What is Framing?
Running a business often feels like you are walking a tightrope while everyone watches your every step. You want to be clear and you want to be honest, but you also know that the way you say something matters just as much as what you are actually saying. This is where framing comes into play. It is a concept from social science that describes how the context or the presentation of information changes the way people react to it. It is not about changing the facts. It is about choosing which facts to highlight and how to organize them so that your team understands the bigger picture. When you are leading a team through uncertainty, the lens you provide can be the difference between a team that feels empowered and a team that feels defeated.
Understanding the core of Framing
Framing is essentially a mental shortcut. Our brains are constantly looking for ways to process information quickly without using too much energy. When you frame a situation, you are providing a map for how someone should navigate a specific piece of news. It is the difference between saying a project has a seventy percent chance of success versus saying it has a thirty percent chance of failure. The data is identical, but the emotional response is completely different. As a manager, you use framing every single day, often without realizing it. You use it when you:
- Set expectations for a new hire during their first week.
- Explain a shift in company strategy to a skeptical board.
- Give feedback on a missed deadline to a sensitive employee.
- Pitch a new initiative to your own supervisors or stakeholders.

Framing and the psychology of choice
The power of this concept lies in how it interacts with human psychology. People are generally risk averse when they think about gains, but they become risk seeking when they are faced with potential losses. This is known as prospect theory in behavioral economics. If you frame an initiative as a way to gain a new market share, your team might be cautious and slow. If you frame it as a way to avoid losing the market share you already have, they might be more willing to take bold, decisive actions. This leads to an important question for any business owner. Are you framing your goals in a way that encourages growth, or are you inadvertently framing them in a way that breeds fear? There is no single correct answer, but being aware of the lens you provide is the first step toward becoming a more intentional leader who builds lasting value.
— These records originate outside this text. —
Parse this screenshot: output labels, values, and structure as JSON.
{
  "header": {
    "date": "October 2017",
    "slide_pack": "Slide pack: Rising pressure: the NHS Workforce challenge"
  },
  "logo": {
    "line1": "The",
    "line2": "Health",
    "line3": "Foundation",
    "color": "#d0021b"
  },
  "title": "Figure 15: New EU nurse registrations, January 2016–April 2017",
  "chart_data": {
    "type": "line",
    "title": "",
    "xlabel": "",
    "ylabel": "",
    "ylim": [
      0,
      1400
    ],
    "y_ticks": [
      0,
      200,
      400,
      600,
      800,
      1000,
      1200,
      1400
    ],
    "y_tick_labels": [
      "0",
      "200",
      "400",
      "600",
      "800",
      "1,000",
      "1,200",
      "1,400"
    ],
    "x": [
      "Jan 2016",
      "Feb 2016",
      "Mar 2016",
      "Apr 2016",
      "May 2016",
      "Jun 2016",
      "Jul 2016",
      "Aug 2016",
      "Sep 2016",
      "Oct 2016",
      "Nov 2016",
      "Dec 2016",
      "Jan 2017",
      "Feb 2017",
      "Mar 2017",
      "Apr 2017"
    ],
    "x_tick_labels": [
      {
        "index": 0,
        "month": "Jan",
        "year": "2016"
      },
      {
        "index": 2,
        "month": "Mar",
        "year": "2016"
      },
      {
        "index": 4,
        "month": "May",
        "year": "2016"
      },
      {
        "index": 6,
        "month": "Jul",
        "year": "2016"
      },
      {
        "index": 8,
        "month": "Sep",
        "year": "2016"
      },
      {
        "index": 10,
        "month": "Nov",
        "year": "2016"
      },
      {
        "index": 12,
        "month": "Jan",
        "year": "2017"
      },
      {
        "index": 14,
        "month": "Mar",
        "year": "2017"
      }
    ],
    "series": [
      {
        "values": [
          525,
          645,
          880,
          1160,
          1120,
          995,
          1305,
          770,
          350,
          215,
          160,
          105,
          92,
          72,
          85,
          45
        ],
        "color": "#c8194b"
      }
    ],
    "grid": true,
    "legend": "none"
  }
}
Comparing Framing to transparency
People often confuse framing with a lack of transparency or even manipulation. However, they are quite different in practice. Transparency is about the what. It is the act of sharing all the relevant data points with your team. Framing is about the how. It is the structure you put around those data points to provide meaning. You can be completely transparent and still use framing to help your team stay focused on the mission. Without framing, raw data can often feel overwhelming or chaotic. A manager who just dumps information on a team without context is not being helpful. They are simply offloading their own stress onto their staff. Framing allows you to take that information and turn it into something actionable and understandable, which is the hallmark of a confident leader.
Using Framing in difficult scenarios
There are specific moments where your choice of frame will define the culture of your workplace. Consider a scenario where the company has had a difficult quarter. You could frame it as a failure that requires strict cost cutting. Alternatively, you could frame it as a learning period that has revealed specific areas for optimization and growth. In the first scenario, the team might feel defensive and worried about their job security. In the second scenario, they might feel empowered to help find solutions. Another common scenario is the performance review. If you focus solely on what went wrong, the employee might shut down. If you frame the conversation around professional development and future goals, the same feedback can become a catalyst for improvement rather than a source of anxiety.
The unknowns in your leadership
Even with a solid understanding of this concept, there are still many things we do not know about how framing works in every unique office culture. Does a specific frame lose its effectiveness over time? How do different personality types respond to gain frames versus loss frames in high pressure environments? These are questions you have to answer through observation and trial in your own organization. As you go through your week, take a moment to pause before you send that next email or start that next meeting. Ask yourself what lens you are putting on the information. Are you helping your team see the path forward, or are you accidentally clouding their vision? By thinking through these questions, you build a more solid foundation for your business and your team.